Navy: There Isn’t any Reason for the Trump Transgender Ban, but We’ll Try to Make It Look More Fair Than It Is
Vice Admiral Michael Gilday, just confirmed to be the new Chief of Naval Operations, was extremely clear in his testimony (at page 56) to the Senate about whether transgender military service and, more specifically, service by people who transition gender before or during service, has had any impact on readiness:
Q: In your experience, has the service of transgender individuals in their preferred gender had any negative impacts on unit or overall readiness in the Navy?
A: I am unaware of negative impacts on unit or overall Navy readiness as a result of transgender individuals serving in their preferred gender.
Admiral Gilday’s answer echoed similar sentiment from all military chiefs of staff and was 180 degrees opposed to the reasoning that former Defense Secretary James Mattis offered to shore up the ban. Mattis concluded that “accommodating gender transition could impair unit readiness; undermine unit cohesion, as well as good order and discipline.” (Note the focus on what “could” happen. An earlier Palm blog post exposed this use of hypothetical, evidence-free justifications for the transgender ban.)
In contrast, Admiral Gilday reported on what actually did happen when transgender personnel could serve openly, not on what could or might happen. And his answer was that nothing happened, not to individual units and not to the Navy overall—it was a non-event.

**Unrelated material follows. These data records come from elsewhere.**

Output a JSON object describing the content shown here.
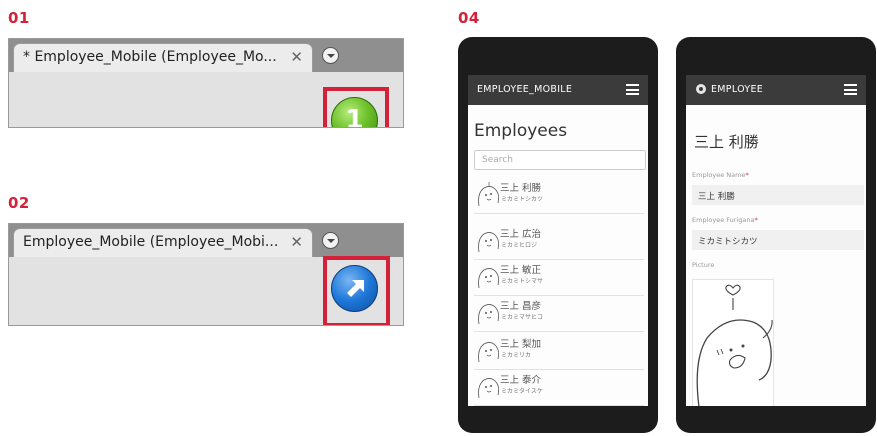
{
  "steps": [
    {
      "label": "01",
      "tab_title": "* Employee_Mobile (Employee_Mo...",
      "close": "✕",
      "badge": "1"
    },
    {
      "label": "02",
      "tab_title": "Employee_Mobile (Employee_Mobi...",
      "close": "✕"
    }
  ],
  "step04": {
    "label": "04",
    "list_screen": {
      "appbar_title": "EMPLOYEE_MOBILE",
      "heading": "Employees",
      "search_placeholder": "Search",
      "employees": [
        {
          "name": "三上 利勝",
          "kana": "ミカミトシカツ"
        },
        {
          "name": "三上 広治",
          "kana": "ミカミヒロジ"
        },
        {
          "name": "三上 敏正",
          "kana": "ミカミトシマサ"
        },
        {
          "name": "三上 昌彦",
          "kana": "ミカミマサヒコ"
        },
        {
          "name": "三上 梨加",
          "kana": "ミカミリカ"
        },
        {
          "name": "三上 泰介",
          "kana": "ミカミタイスケ"
        }
      ]
    },
    "detail_screen": {
      "appbar_title": "EMPLOYEE",
      "heading": "三上 利勝",
      "name_label": "Employee Name",
      "name_value": "三上 利勝",
      "furigana_label": "Employee Furigana",
      "furigana_value": "ミカミトシカツ",
      "required_mark": "*",
      "picture_label": "Picture"
    }
  },
  "colors": {
    "accent": "#d4213a",
    "badge_green": "#6ec12b",
    "badge_blue": "#1e77d8",
    "appbar": "#3b3b3b"
  },
  "icons": [
    "close-icon",
    "chevron-down-icon",
    "notification-badge",
    "open-external-icon",
    "menu-icon",
    "app-logo-icon",
    "avatar-icon"
  ]
}
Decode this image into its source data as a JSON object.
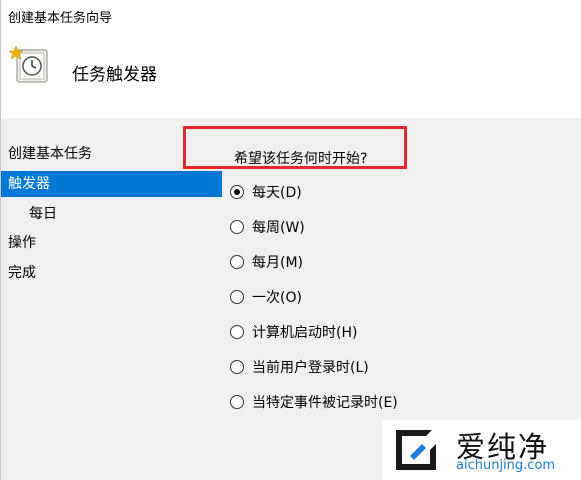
{
  "window": {
    "title": "创建基本任务向导"
  },
  "header": {
    "title": "任务触发器"
  },
  "sidebar": {
    "items": [
      {
        "label": "创建基本任务"
      },
      {
        "label": "触发器"
      },
      {
        "label": "每日"
      },
      {
        "label": "操作"
      },
      {
        "label": "完成"
      }
    ]
  },
  "main": {
    "question": "希望该任务何时开始?",
    "options": [
      {
        "label": "每天(D)",
        "checked": true
      },
      {
        "label": "每周(W)",
        "checked": false
      },
      {
        "label": "每月(M)",
        "checked": false
      },
      {
        "label": "一次(O)",
        "checked": false
      },
      {
        "label": "计算机启动时(H)",
        "checked": false
      },
      {
        "label": "当前用户登录时(L)",
        "checked": false
      },
      {
        "label": "当特定事件被记录时(E)",
        "checked": false
      }
    ]
  },
  "watermark": {
    "name": "爱纯净",
    "url": "aichunjing.com"
  },
  "colors": {
    "selection": "#0078d7",
    "highlight_box": "#e8262c",
    "panel_bg": "#f0f0f0"
  }
}
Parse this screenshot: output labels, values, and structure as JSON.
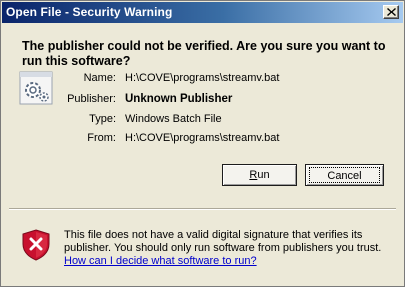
{
  "window": {
    "title": "Open File - Security Warning",
    "close_glyph": "×"
  },
  "headline": "The publisher could not be verified.  Are you sure you want to run this software?",
  "details": {
    "name_label": "Name:",
    "name_value": "H:\\COVE\\programs\\streamv.bat",
    "publisher_label": "Publisher:",
    "publisher_value": "Unknown Publisher",
    "type_label": "Type:",
    "type_value": "Windows Batch File",
    "from_label": "From:",
    "from_value": "H:\\COVE\\programs\\streamv.bat"
  },
  "buttons": {
    "run_label_accel": "R",
    "run_label_rest": "un",
    "cancel_label": "Cancel"
  },
  "warning": {
    "text": "This file does not have a valid digital signature that verifies its publisher.  You should only run software from publishers you trust.",
    "help_link": "How can I decide what software to run?"
  },
  "icons": {
    "file": "batch-file-icon",
    "shield": "security-shield-icon",
    "close": "close-icon"
  },
  "colors": {
    "titlebar_start": "#0a246a",
    "titlebar_end": "#a6caf0",
    "dialog_bg": "#ece9d8",
    "link": "#0000cc",
    "shield_red": "#c8102e"
  }
}
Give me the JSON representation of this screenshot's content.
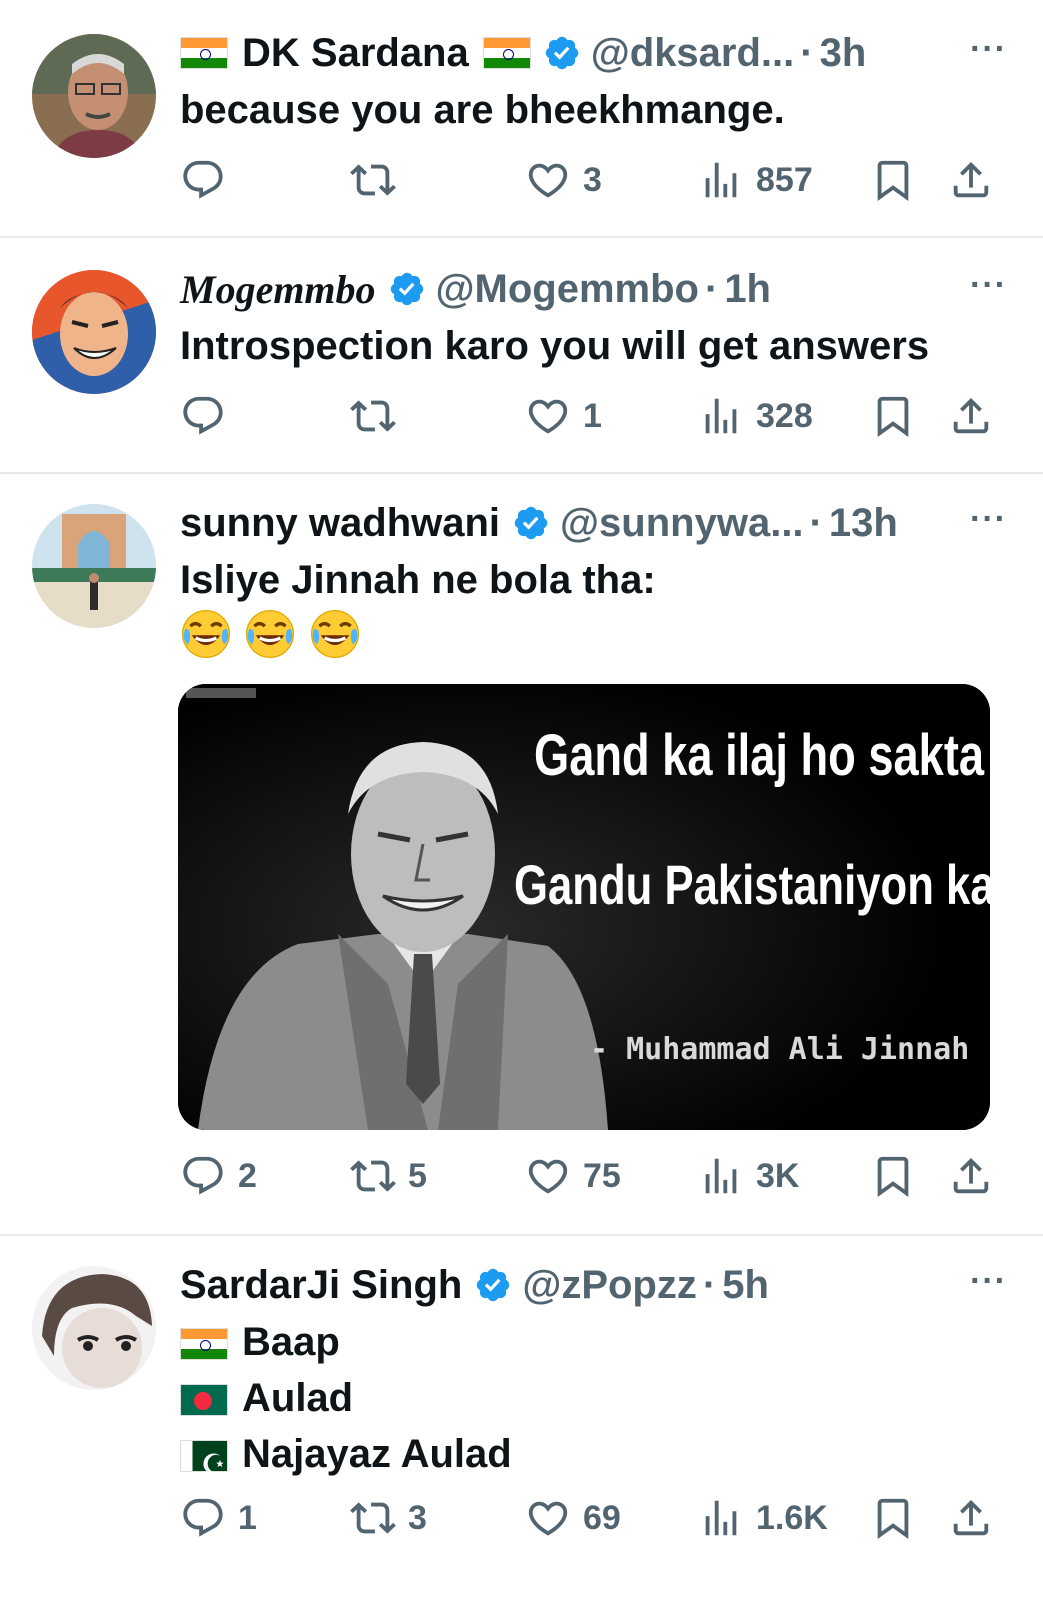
{
  "tweets": [
    {
      "name": "DK Sardana",
      "name_flags": [
        "india",
        "india"
      ],
      "verified": true,
      "handle": "@dksard...",
      "time": "3h",
      "text": "because you are bheekhmange.",
      "actions": {
        "replies": "",
        "retweets": "",
        "likes": "3",
        "views": "857"
      }
    },
    {
      "name": "Mogemmbo",
      "verified": true,
      "handle": "@Mogemmbo",
      "time": "1h",
      "text": "Introspection karo you will get answers",
      "actions": {
        "replies": "",
        "retweets": "",
        "likes": "1",
        "views": "328"
      }
    },
    {
      "name": "sunny wadhwani",
      "verified": true,
      "handle": "@sunnywa...",
      "time": "13h",
      "text": "Isliye Jinnah ne bola tha:",
      "emoji": [
        "face-with-tears-of-joy",
        "face-with-tears-of-joy",
        "face-with-tears-of-joy"
      ],
      "media": {
        "line1": "Gand ka ilaj ho sakta hai.",
        "line2": "Gandu Pakistaniyon ka nahi",
        "attribution": "- Muhammad Ali Jinnah"
      },
      "actions": {
        "replies": "2",
        "retweets": "5",
        "likes": "75",
        "views": "3K"
      }
    },
    {
      "name": "SardarJi Singh",
      "verified": true,
      "handle": "@zPopzz",
      "time": "5h",
      "lines": [
        {
          "flag": "india",
          "text": "Baap"
        },
        {
          "flag": "bangladesh",
          "text": "Aulad"
        },
        {
          "flag": "pakistan",
          "text": "Najayaz Aulad"
        }
      ],
      "actions": {
        "replies": "1",
        "retweets": "3",
        "likes": "69",
        "views": "1.6K"
      }
    }
  ],
  "separator": "·",
  "more_label": "···",
  "colors": {
    "verified": "#1d9bf0",
    "text": "#0f1419",
    "muted": "#536471",
    "divider": "#e7e9ea"
  }
}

But another of his answers to the Senate strangely downplayed the effect of the reinstated ban by making it seem far more fair and accommodating than it actually is. Misleading characterizations of how the ban actually works have become more common after publication of specific policy under DTM-19-004, as if to create the impression that things are not so bad. (“Nothing to see here, folks.”)
Admiral Gilday first explained DOD’s universal deployment standards under DOD Instruction 1332.45. This regulation requires that any service member who is not deployable for a period of 12 consecutive months, with a few exceptions, be evaluated for separation from service. Gilday was then asked (at page 54) whether the “deploy or get out” policy applies to transgender sailors, and he answered that the policy applies “equally” to everyone, including “those who identify as transgender.”
It’s not really a wrong answer. It’s more of an incomplete answer, or a misleading answer. Transgender policy is fundamentally different from any other medical-personnel policy because it is the only policy that can make someone ineligible for continued service even if proper medical care would keep them fit and deployable. DTM-19-004 requires separation for anyone with a medical need to transition gender, even if that process would not require a single day of non-deployability, let alone the year permitted by “deploy or get out.”
The transgender ban categorically prohibits a certain kind of established medical care (gender-transition treatment) and then lets the chips fall. If a member can still do the job and meet deployability standards while serving in birth gender and without medical support, then that’s fine under the policy. If not, then the member will be separated. And so when the Chief of Naval Operations nominee says that the 12-month policy applies to everyone, that is technically correct. But the transgender member carries separate burdens that don’t affect other members. Once gender-transition care is a medical necessity, the other rules (like the 12-month rule) don’t matter anymore, because transgender personnel are immediately subject to separation. They don’t get the 12 months; they don’t even get one day. It doesn’t matter whether they can meet all the usual deployability standards.
To say that transgender personnel are treated “equally” under “deploy or get out” is extremely misleading, because they are denied the opportunity to show they can meet the standard as soon as a military doctor advises gender-transition treatment. But Admiral Gilday does promise that transgender sailors will be treated with “dignity and respect.” It’s hard not to hear that phrase as the equivalent of the “thoughts and prayers” offered after a shooting. A nice sentiment, but it won’t include any action to prevent future harm.